I'll integrate your new patchset into my build and do a bit more testing; I'm hoping to post my full patch queue in a few days. This will include your patches as well -- I hope you don't mind? (They'll be clearly attributed, of course.)
[Knud] That is fully ok. I believe it will just further improve the chances for getting the patches merged into trunk by Florian. Feel free to do any improvements on the patches as well.
Just some further thoughts on patch 0010 (deferring the sdo dictionary
fetch): one of the interesting things about fsm_slave over fsm_master is that the former can run in parallel while the latter only in series. In principle, this means that if someone issues "ethercat sdos" with no filters on a large network, the fetch time could be reduced considerably. (It won't reduce the time to that of a single slave, as it has caps on the number of slave FSMs it can run in parallel to prevent blowing out the number of frames and causing latency.) Currently your patch forces this to still run sequentially anyway, because the ioctl is blocking and it only does one slave at a time.
I was thinking about having a go at trying to make that change myself, but having said that, given that running "ethercat sdos" on multiple slaves is not particularly useful (since networks usually contain many duplicates) and that this is generally only used during development or commissioning, I'm not sure whether it's really worth it.
[Knud] I agree, it is tempting now to take next step and do this in parallel. It currently requires a patient user to wait several minutes for an ethercat sdos command (with no progress information) to complete. Today we as well only fetch the dictionary for debug and test purposes so we do not plan to further improve this for the moment.
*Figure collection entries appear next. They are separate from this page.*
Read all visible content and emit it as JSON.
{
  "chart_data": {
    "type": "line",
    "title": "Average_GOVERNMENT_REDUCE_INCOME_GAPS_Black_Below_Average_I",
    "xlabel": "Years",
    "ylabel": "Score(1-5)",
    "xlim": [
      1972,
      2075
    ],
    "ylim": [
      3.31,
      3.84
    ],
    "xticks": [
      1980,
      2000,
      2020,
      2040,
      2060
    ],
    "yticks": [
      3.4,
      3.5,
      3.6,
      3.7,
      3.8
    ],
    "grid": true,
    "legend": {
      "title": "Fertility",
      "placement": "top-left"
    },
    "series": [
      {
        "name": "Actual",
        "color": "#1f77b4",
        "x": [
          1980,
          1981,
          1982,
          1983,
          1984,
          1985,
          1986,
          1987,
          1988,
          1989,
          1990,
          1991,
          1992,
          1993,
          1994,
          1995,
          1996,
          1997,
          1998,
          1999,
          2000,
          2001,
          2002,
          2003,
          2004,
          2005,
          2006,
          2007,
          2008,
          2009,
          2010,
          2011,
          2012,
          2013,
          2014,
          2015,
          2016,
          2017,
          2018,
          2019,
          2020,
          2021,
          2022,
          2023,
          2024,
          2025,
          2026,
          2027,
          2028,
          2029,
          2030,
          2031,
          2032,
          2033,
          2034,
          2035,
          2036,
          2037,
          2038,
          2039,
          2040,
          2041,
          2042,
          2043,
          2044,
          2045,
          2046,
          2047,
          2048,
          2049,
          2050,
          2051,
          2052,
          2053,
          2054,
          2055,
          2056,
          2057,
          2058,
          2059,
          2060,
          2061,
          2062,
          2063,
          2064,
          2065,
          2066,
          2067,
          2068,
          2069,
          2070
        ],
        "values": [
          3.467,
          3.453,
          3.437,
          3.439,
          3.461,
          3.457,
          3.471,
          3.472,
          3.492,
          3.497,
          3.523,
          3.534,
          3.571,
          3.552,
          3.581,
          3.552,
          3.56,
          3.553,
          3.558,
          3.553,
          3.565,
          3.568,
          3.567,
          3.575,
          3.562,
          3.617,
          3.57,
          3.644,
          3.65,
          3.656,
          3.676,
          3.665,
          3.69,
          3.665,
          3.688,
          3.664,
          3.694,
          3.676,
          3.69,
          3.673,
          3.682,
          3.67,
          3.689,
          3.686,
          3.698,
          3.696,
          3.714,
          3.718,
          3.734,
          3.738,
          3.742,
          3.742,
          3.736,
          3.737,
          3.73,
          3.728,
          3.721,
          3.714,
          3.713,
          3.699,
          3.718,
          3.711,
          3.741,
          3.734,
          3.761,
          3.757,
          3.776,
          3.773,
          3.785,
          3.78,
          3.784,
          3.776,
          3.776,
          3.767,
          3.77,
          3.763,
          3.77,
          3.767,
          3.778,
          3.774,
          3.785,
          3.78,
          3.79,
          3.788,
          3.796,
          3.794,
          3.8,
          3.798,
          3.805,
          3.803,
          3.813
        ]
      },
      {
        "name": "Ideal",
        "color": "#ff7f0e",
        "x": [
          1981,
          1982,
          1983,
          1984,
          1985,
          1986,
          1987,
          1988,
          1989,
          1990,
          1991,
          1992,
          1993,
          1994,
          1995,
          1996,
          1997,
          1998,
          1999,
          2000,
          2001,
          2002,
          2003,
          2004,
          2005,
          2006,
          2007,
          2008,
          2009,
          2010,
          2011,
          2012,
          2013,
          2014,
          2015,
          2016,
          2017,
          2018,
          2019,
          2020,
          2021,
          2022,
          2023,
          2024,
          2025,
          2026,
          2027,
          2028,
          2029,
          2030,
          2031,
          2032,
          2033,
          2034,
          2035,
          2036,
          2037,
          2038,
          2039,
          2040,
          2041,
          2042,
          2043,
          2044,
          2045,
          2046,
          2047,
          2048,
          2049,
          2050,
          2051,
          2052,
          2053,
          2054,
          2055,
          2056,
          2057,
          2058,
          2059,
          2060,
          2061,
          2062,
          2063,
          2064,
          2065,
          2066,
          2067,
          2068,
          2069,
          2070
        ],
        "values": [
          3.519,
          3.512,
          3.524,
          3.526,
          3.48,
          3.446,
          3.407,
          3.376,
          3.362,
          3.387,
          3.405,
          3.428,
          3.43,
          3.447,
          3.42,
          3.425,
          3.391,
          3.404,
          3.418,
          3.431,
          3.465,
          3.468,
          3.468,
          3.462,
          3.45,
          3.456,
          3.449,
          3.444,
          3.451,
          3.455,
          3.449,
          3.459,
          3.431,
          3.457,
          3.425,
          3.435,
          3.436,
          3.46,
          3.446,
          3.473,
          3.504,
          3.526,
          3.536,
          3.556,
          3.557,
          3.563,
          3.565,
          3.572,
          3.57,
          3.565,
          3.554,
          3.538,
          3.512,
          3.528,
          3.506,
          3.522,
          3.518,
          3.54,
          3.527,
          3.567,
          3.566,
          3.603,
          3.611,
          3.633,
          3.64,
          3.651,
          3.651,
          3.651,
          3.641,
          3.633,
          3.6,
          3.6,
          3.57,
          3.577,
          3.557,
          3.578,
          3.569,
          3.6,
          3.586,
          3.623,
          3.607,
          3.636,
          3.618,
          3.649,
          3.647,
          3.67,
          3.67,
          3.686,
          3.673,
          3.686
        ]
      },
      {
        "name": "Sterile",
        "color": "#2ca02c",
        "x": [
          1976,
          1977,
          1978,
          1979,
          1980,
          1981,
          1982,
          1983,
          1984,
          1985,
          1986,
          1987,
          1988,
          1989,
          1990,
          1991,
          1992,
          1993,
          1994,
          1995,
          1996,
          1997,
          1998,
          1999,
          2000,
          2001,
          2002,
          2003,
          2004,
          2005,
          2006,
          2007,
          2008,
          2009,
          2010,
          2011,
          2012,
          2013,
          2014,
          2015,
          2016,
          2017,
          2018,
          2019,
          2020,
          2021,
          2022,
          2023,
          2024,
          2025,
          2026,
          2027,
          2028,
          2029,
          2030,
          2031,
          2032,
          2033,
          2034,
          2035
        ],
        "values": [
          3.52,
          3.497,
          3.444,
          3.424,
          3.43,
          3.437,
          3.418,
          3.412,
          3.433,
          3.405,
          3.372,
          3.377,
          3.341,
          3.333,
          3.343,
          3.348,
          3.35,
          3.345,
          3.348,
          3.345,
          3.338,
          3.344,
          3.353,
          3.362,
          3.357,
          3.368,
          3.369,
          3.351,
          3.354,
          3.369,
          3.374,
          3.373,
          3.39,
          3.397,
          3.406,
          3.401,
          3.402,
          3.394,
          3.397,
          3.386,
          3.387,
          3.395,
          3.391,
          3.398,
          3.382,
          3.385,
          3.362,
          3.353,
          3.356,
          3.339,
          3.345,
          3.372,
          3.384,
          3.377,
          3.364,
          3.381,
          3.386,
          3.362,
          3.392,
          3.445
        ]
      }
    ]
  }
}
I was also wondering if it should do a more limited dictionary fetch by default (just of the PDOs), which could improve some of the logging, but even then those messages only appear when the debug level is increased, so most of the time it wouldn't be all that useful. And someone can just look at the slave docs (or a local dictionary scan) if they want to interpret logs to find out what a particular SDO entry is called from its index:subindex.